In Bruce Campbell’s book If Chins Could Kill, he remarks on his time working on Hudsucker, mentioning how amazed he was with Jennifer Jason Leigh’s professionalism on the set. An unsettling aspect of the acting profession is that one can be paid a remarkable amount of money for showing up and saying words into a camera, and oftentimes these very people will not know the words they are supposed to be saying into the camera until just before they need to say them. Campbell mentions specifically the high degree of professionalism Jennifer Jason Leigh displayed in not only knowing her many many lines before her scenes but in fact knowing them by heart before arriving on the set, making him realize in his still-young acting career that he had a long way to go before becoming a great actor (he also mentions that she was the nicest person on set, and is his go-to answer when people ask him who his favorite actor to work with is)*. Likewise in the film, Amy files two well researched and fully factual stories about Hudsucker Industries to Smitty’s one hack job story, has won one Pulitzer to Smitty’s zero, helps in writing the Argus’s crossword puzzle, and does all this while also maintaining a full time second job as Norville’s secretary to keep her Hudsucker cover, and still after all this, the Argus’s Chief defers to Smitty the one time he and Amy disagree on the nature of a Hudsucker story.
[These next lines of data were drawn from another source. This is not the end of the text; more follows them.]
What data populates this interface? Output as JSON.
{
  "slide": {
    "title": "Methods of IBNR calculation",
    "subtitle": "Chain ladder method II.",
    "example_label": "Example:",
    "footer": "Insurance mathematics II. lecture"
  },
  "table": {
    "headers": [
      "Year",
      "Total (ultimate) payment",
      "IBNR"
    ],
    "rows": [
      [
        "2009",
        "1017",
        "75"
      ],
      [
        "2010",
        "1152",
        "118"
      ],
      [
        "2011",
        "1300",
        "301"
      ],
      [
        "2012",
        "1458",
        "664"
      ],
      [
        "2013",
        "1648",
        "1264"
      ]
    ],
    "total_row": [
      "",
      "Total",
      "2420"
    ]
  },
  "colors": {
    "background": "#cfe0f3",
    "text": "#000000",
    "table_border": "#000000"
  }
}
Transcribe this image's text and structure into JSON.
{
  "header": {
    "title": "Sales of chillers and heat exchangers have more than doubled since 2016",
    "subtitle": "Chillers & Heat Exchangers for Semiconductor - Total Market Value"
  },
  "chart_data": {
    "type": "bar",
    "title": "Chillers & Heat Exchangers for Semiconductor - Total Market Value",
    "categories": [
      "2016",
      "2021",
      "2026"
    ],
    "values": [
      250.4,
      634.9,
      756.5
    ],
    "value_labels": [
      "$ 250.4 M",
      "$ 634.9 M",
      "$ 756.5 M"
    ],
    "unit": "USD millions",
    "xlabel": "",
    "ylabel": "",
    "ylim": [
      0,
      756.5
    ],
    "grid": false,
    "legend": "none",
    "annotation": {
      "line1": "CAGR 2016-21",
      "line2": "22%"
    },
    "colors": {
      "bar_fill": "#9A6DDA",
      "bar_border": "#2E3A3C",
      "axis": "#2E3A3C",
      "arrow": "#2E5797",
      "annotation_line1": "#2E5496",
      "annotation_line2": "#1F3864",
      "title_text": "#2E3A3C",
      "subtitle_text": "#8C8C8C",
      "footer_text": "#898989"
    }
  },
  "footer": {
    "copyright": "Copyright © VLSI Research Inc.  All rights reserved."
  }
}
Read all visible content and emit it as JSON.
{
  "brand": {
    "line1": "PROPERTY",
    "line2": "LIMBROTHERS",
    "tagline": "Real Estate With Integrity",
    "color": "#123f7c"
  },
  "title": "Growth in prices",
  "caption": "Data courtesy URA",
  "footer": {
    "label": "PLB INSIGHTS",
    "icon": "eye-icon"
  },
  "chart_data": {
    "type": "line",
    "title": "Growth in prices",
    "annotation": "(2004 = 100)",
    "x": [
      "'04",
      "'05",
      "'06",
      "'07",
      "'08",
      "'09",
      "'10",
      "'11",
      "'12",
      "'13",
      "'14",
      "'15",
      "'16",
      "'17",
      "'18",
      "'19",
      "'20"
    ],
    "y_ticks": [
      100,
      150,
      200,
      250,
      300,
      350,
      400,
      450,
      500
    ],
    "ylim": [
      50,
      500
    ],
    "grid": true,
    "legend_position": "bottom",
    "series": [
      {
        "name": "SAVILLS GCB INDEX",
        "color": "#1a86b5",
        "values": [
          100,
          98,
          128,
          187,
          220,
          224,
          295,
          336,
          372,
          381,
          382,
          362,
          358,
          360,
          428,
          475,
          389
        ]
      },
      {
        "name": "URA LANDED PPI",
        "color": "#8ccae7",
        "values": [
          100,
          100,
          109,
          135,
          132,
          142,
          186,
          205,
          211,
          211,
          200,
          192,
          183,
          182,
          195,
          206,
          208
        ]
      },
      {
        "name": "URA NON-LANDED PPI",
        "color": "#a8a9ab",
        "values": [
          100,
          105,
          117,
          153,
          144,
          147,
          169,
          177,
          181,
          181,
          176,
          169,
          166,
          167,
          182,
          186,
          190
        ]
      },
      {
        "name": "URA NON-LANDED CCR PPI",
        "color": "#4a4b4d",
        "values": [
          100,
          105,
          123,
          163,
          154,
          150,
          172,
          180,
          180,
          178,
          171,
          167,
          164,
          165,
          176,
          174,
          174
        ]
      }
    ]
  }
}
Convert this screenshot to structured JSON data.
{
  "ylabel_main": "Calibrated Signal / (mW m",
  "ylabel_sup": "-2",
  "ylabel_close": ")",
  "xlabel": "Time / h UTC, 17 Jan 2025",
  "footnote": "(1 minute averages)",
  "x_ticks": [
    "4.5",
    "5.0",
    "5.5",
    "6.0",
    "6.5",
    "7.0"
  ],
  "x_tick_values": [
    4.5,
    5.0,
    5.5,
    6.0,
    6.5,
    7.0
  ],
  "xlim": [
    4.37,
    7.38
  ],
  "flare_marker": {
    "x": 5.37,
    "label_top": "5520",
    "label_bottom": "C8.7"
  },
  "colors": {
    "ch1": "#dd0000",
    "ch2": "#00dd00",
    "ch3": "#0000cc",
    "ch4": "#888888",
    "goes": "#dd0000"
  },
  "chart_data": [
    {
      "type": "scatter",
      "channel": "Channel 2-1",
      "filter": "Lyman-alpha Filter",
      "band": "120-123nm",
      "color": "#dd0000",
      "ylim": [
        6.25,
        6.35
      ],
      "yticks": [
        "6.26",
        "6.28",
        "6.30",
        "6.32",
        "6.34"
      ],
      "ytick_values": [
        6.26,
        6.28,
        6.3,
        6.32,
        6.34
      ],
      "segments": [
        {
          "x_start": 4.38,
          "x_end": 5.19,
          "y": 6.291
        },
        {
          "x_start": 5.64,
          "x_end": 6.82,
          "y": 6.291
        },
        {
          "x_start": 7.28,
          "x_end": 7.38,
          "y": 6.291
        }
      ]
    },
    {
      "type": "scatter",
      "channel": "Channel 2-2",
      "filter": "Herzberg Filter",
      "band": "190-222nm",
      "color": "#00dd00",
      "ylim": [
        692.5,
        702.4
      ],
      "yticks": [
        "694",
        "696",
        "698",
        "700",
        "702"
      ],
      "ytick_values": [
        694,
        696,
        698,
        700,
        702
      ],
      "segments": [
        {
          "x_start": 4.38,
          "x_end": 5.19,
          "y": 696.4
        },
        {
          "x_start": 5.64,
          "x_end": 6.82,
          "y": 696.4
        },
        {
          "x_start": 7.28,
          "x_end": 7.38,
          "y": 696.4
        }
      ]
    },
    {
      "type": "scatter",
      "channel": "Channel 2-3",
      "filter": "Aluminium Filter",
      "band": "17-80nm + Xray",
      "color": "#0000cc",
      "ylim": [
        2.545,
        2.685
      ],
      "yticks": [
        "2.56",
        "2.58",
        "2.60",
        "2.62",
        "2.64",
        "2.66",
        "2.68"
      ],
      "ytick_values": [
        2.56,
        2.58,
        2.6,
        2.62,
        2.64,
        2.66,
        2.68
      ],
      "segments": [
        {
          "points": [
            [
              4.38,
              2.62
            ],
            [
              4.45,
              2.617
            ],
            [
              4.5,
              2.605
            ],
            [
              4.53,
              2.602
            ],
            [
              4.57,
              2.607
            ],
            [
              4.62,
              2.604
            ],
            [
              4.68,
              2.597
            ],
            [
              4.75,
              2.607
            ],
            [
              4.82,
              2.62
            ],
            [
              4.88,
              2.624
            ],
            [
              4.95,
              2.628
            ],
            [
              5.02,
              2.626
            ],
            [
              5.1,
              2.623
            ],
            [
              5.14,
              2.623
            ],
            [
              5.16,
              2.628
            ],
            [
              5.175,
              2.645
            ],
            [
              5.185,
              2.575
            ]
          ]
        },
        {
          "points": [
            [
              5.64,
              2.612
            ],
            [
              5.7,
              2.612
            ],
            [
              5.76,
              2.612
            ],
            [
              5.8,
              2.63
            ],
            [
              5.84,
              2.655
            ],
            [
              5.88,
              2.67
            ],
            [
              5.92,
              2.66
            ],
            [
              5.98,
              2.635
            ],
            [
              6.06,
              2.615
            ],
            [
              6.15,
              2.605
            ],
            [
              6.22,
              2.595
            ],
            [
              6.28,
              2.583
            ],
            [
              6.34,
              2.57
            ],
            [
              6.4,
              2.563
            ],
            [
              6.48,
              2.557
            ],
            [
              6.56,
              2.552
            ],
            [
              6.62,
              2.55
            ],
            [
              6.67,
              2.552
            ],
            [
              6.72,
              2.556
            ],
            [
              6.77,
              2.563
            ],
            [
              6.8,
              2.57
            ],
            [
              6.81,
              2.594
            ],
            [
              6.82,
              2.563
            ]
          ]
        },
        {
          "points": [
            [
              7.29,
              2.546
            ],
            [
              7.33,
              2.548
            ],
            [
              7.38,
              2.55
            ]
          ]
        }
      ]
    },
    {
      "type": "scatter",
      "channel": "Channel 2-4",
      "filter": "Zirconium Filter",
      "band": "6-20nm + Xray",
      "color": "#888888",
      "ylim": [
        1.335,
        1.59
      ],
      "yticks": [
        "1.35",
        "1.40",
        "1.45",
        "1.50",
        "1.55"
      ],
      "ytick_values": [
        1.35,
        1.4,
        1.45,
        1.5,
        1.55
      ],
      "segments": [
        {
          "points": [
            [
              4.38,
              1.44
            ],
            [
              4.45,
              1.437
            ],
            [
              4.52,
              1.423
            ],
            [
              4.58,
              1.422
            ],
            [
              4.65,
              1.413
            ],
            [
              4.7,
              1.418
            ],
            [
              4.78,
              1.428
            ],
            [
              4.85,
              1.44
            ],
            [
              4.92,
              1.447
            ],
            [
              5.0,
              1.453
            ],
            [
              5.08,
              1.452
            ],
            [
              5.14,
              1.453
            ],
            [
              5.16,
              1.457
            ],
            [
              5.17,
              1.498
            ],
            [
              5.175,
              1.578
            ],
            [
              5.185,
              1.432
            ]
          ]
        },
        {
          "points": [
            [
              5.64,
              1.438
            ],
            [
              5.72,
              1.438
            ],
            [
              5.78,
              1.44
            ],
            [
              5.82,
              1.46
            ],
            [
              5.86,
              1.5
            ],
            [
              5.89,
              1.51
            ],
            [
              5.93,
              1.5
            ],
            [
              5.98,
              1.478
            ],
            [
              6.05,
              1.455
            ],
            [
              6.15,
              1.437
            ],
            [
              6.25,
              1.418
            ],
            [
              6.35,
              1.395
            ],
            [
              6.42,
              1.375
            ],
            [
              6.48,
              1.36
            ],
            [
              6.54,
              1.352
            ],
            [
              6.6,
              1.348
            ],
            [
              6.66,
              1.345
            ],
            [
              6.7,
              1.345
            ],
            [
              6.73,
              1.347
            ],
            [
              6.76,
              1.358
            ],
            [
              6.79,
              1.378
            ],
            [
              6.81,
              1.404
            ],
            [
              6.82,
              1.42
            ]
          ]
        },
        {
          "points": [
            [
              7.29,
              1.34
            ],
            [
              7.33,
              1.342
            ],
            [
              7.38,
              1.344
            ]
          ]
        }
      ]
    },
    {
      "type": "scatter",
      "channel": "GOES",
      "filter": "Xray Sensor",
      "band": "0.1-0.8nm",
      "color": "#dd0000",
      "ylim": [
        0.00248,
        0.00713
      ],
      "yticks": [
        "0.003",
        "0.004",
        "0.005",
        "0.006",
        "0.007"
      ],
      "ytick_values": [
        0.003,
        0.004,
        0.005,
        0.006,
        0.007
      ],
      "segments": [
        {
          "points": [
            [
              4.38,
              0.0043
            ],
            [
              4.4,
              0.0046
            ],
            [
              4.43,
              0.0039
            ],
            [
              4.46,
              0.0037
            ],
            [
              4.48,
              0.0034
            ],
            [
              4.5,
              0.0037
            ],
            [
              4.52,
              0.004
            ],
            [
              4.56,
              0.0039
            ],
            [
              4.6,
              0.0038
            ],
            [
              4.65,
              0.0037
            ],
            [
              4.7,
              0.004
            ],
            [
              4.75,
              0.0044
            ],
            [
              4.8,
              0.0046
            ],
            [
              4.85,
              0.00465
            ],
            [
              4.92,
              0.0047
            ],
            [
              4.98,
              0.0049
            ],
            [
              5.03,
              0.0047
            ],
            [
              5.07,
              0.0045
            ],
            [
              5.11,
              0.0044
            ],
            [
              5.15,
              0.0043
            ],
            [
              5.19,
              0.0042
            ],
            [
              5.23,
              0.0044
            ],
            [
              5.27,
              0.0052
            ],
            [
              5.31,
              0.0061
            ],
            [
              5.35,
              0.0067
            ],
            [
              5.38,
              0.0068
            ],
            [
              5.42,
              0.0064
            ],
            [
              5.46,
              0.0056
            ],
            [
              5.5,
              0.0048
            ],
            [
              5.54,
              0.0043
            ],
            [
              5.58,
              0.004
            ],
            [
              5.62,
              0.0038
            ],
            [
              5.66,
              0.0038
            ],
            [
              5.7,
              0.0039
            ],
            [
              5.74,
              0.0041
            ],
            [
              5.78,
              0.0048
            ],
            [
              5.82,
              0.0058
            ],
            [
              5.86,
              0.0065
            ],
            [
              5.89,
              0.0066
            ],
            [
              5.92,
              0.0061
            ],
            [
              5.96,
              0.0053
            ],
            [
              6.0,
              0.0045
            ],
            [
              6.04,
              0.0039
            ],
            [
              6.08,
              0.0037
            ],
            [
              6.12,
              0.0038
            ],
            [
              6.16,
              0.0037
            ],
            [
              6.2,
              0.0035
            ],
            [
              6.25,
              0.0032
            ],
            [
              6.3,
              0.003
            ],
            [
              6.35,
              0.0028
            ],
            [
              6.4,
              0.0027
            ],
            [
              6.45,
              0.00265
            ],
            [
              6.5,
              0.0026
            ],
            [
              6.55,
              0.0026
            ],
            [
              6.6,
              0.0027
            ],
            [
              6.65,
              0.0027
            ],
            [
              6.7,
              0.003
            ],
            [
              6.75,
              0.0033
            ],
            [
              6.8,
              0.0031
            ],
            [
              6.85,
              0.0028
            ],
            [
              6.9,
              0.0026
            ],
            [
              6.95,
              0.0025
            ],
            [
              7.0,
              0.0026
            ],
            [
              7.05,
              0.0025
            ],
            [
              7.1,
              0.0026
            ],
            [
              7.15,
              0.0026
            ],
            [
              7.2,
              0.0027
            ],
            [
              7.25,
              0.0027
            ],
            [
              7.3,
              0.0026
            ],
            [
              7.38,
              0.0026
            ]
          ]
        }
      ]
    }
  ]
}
Amy works circles around him and yet he gets the respect. We know little about Smitty behind his few minutes of screen time, but Bruce Campbell’s smarmy smile speaks volumes about him.
*The book also contains a delightful anecdote about how on the Hudsucker set his hat was nearly stolen by a fox. It is a charming book and provides many an insight into low budget indie filmmaking and the reality of being a non-movie-star working character actor and is very worth a read.
Advanced Reading:
There is a fun fact about Campbell and his connection to the Coens that did not fit anywhere in this essay but I would be remiss to not remark upon. A very early acting gig for Campbell was as teacher Alan Stewart in a locally produced Detroit soap opera named “Generations”. The show was corny but put a decent amount of pocket change in Campbell’s pockets and let him have regular work to hone his acting chops. This would have been the end of it and been a minor footnote to his career but for the fact that after spending time in the editing bay with Sam Raimi while working on The Evil Dead (1981), Joel Coen took an interest in Campbell’s career and watched a few episodes of Generations, finding the overwrought soap opera acting hilarious, and as a result snuck footage of the show into the film Fargo (1996) as isolated and agitated hitmen Carl Showalter (Steve Buscemi) and Gaear Grimsrud (Peter Stormare) try and fail to get reception on their tiny TV in their cold Brainerd cabin, Generations is the show they’re trying to watch, which is how Campbell has a credit in Fargo without having shown up for a single day of filming. In addition, in their 2003 completely acceptable romantic comedy Intolerable Cruelty, Campbell is in a scene in which he plays an overacting screen partner to Billy Bob Thornton’s character Howard P Doyle as the audience realizes that Howard P Doyle is an actor, not an oil baron. The fact that Campbell’s blink-and-you’ll-miss-it screen presence is as an overacting actor and that his character’s name is “Soap Opera Actor” can only be a masterful act of casting trolling by Joel Coen, in a nod to how hilarious he found Campbell’s 80s local Detroit acting job to be.